General Electric va-t-il déclencher une nouvelle vague de panique à Wall Street ? C'est fort possible. Alors que les investisseurs peinent à se remettre des effets systémiques du scandale Enron, le marché se met à craindre que l'une des sociétés qu'il respectait le plus jusqu'à présent ne lui ait également caché quelques secrets de fabrication. Cette fois-ci, c'est un gérant obligataire et non boursier qui a mis le feu aux poudres. Et pas des moindres. Manager de Pimco, le plus gros fonds obligataire du monde, William Gross considère que l'ancien président du groupe, le célèbre Jack Welch, et son successeur Jeffrey Immelt, n'ont pas "totalement expliqué comment General Electric a été capable d'augmenter ses bénéfices de près de 15 % par an ces dernières décennies". Selon le gérant, General Electric accroît ses bénéfices "non pas tant par le talent de sa gestion ou la diversité de ses opérations, comme Welch et Immelt le clament, mais par des acquisitions de sociétés". Acquisitions dont le nombre s'élève parfois, il est vrai, à cent par an ! La prise de conscience d'un tel appétit par les investisseurs risque de peser sur le marché. Car, si General Electric constitue, avec une capitalisation boursière de 372 milliards de dollars, la plus grosse valeur du monde, il s'agit également de l'une des entreprises les plus endettées de la planète.
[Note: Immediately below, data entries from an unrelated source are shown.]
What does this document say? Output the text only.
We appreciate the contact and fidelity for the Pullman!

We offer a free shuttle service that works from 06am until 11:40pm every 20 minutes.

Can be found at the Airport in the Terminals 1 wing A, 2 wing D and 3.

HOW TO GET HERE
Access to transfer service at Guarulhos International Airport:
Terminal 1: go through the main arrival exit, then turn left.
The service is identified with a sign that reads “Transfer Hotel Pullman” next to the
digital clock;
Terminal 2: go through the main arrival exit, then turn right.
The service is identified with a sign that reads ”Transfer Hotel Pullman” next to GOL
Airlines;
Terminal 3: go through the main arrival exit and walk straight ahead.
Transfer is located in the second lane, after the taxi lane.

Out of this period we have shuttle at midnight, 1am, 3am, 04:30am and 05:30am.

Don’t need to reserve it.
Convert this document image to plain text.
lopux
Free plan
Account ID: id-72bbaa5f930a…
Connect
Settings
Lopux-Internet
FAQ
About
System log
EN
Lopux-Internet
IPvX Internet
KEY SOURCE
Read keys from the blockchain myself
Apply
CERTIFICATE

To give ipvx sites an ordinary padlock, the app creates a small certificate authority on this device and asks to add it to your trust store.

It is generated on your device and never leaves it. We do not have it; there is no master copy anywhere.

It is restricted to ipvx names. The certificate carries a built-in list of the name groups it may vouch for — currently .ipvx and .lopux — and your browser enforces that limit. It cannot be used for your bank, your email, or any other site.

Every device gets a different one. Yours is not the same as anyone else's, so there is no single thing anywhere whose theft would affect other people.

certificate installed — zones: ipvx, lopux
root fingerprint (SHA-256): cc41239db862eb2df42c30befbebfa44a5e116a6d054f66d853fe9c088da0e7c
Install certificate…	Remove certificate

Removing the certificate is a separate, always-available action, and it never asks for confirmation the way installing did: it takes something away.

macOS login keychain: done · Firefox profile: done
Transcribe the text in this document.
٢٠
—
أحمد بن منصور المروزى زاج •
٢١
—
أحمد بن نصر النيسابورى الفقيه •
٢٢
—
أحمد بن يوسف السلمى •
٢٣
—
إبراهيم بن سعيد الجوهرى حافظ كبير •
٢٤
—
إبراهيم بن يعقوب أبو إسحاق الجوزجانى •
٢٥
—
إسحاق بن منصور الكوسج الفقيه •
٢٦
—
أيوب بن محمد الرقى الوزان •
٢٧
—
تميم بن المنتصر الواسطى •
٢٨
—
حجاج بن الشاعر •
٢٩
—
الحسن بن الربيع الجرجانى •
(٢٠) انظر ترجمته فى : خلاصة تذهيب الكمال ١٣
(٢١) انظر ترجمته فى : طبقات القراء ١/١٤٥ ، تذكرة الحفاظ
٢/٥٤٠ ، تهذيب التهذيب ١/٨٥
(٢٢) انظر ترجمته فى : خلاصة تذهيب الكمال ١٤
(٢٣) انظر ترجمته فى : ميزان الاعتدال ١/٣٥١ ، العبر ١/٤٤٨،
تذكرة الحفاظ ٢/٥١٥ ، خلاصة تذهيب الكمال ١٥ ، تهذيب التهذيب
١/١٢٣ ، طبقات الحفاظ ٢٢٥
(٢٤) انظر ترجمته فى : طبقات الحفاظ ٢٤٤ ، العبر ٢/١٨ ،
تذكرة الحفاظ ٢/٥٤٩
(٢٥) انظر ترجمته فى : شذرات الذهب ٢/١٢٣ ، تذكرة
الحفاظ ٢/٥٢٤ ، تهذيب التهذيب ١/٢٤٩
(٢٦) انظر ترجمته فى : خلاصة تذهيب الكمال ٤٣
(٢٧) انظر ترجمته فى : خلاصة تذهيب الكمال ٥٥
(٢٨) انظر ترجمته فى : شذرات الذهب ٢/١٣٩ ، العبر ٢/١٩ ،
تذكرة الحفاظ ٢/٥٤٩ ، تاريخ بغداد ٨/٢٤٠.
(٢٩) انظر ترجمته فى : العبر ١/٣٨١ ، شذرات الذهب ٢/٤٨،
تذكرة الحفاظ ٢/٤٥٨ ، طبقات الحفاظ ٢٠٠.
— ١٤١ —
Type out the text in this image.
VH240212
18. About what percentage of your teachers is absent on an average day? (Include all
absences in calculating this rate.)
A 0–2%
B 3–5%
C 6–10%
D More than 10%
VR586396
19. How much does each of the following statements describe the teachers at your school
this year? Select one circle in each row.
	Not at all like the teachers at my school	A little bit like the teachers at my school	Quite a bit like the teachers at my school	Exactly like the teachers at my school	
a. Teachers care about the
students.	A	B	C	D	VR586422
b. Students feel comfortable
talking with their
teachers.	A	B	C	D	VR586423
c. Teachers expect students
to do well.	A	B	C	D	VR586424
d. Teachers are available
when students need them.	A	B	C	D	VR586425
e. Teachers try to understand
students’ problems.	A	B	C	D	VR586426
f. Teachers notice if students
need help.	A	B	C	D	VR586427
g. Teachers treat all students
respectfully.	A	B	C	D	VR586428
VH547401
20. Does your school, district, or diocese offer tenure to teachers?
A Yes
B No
GE doit en effet rembourser 103 milliards de dollars de dettes en effets commerciaux (qui atteignent trois fois le montant des lignes bancaires censées les garantir) et en obligations à court terme d'ici à neuf mois... à l'aide d'obligations de plus long terme. Contrairement à ce qu'affirme haut et fort sa direction, General Electric risque d'éprouver quelques difficultés à demeurer dans le club très fermé des neuf sociétés du Standard & Poor's 500 bénéficiant de l'illustre note " AAA " de l'agence Moody's. Si le groupe n'y parvient pas, le titre risque de dévisser et avec lui, l'ensemble du marché. De fait, après les malversations comptables, les périmètres d'intégration pourraient bien devenir le nouveau champ de mines de Wall Street.